Gebührenerhöhung: Situation weiter unklar

Camel

Die Situation ist weiterhin sehr unklar, was die neue „Riffsteuer” angeht. Die am Sonntagabend zuerst als „Sieg” gefeierte Lösung, noch in der Nacht die Fahrgenehmigungen für die Schiffe, ohne die Kopplung an die neue Steuer, zu erlassen, führte zu einer Euphorie. Diese war aber, bei genauerer Betrachtung und vor allem richtiger Übersetzung, offenbar verfrüht.

Was war passiert? Der Gouverneur hat lediglich die zum 28.12.19 geltende Regelung, nach 2 Streiktagen, um (nur!) weitere zwei Tage ausgesetzt, bis einschließlich 31.12.19. Wer ab morgen, Neujahr, zum Tauchen rausfahren möchte, muss die neue Steuer, ohne Abmilderung, bezahlen. So der Stand der Dinge, heute am Sylvestermorgen.

Alles hängt nun an dem Treffen der zuständigen Ministerin, mit Vertretern weiterer Regierungsorganisationen und auch der Vertretung durch die Tauch- und Schnorchelanbieter (CDWS) ab. Dieses Meeting ist aber erst heute Abend, laut unseren Informationen um 19 Uhr, geplant.

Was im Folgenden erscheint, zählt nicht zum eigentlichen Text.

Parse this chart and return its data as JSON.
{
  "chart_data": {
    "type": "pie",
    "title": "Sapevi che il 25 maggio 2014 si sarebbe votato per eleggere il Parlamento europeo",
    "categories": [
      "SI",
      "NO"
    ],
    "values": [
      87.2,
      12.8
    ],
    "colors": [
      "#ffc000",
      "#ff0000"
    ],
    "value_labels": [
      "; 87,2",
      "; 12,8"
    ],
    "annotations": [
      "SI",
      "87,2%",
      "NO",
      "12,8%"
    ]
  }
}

Was also machen wir morgen? Unser Entscheid ist, dass wir – im Moment – nur Hausrifftauchgänge für Neujahr planen und unsere Schwester Tauchbasis, das Blue Water Dive Resort, daher um 10 Uhr öffnen. Somit haben die Gäste die Möglichkeit sich für einen oder zwei Hausrifftauchgänge anzumelden. Die frühen Hausrifftauchgänge sind ohne Guide, einen geguideten Tauchgang gibt es um 11:30 Uhr. James & Mac wird ebenfalls ab 10 Uhr geöffnet sein und für alle James & Mac Gäste wird entsprechend ein Bustransfer organisiert. Sollte sich heute Nacht nichts bewegen, werden wir unsere Gäste an Neujahr über die neuen Gebühren informieren.

Für den Fall das Bewegung in die Sache kommt und es eine Lösung gibt, die uns erlaubt mit dem Schiff, ohne neue Kosten, rauszufahren, werden wir das, sofern möglich und gewünscht, gleich auch noch für den 01.01. umsetzten und alternativ zum Hausriff, noch eine Tauchausfahrt an Neujahr, halbtags, ab 12 Uhr, anbieten.

Es wird Zeit, dass diese sinnlose Unsicherheit vom Tisch geräumt wird und wir wieder zu einem normalen Tauchbetrieb zurückkehren können. Wie kann man als Umweltministerin Tauchgebiete, die es seit Jahrzehnten ohne besondere Graduierung gibt, plötzlich in einen Nationalpark verwandeln? Hier scheint man sich von der Realität zu entfernen. Ein Tauchplatz wie Ras Mohamed, ein echter Naturpark, der auch verdient so benannt zu werden, kann doch nicht mit der großen und kleinen Giftun Insel vor Hurghada auf eine Stufe gestellt werden?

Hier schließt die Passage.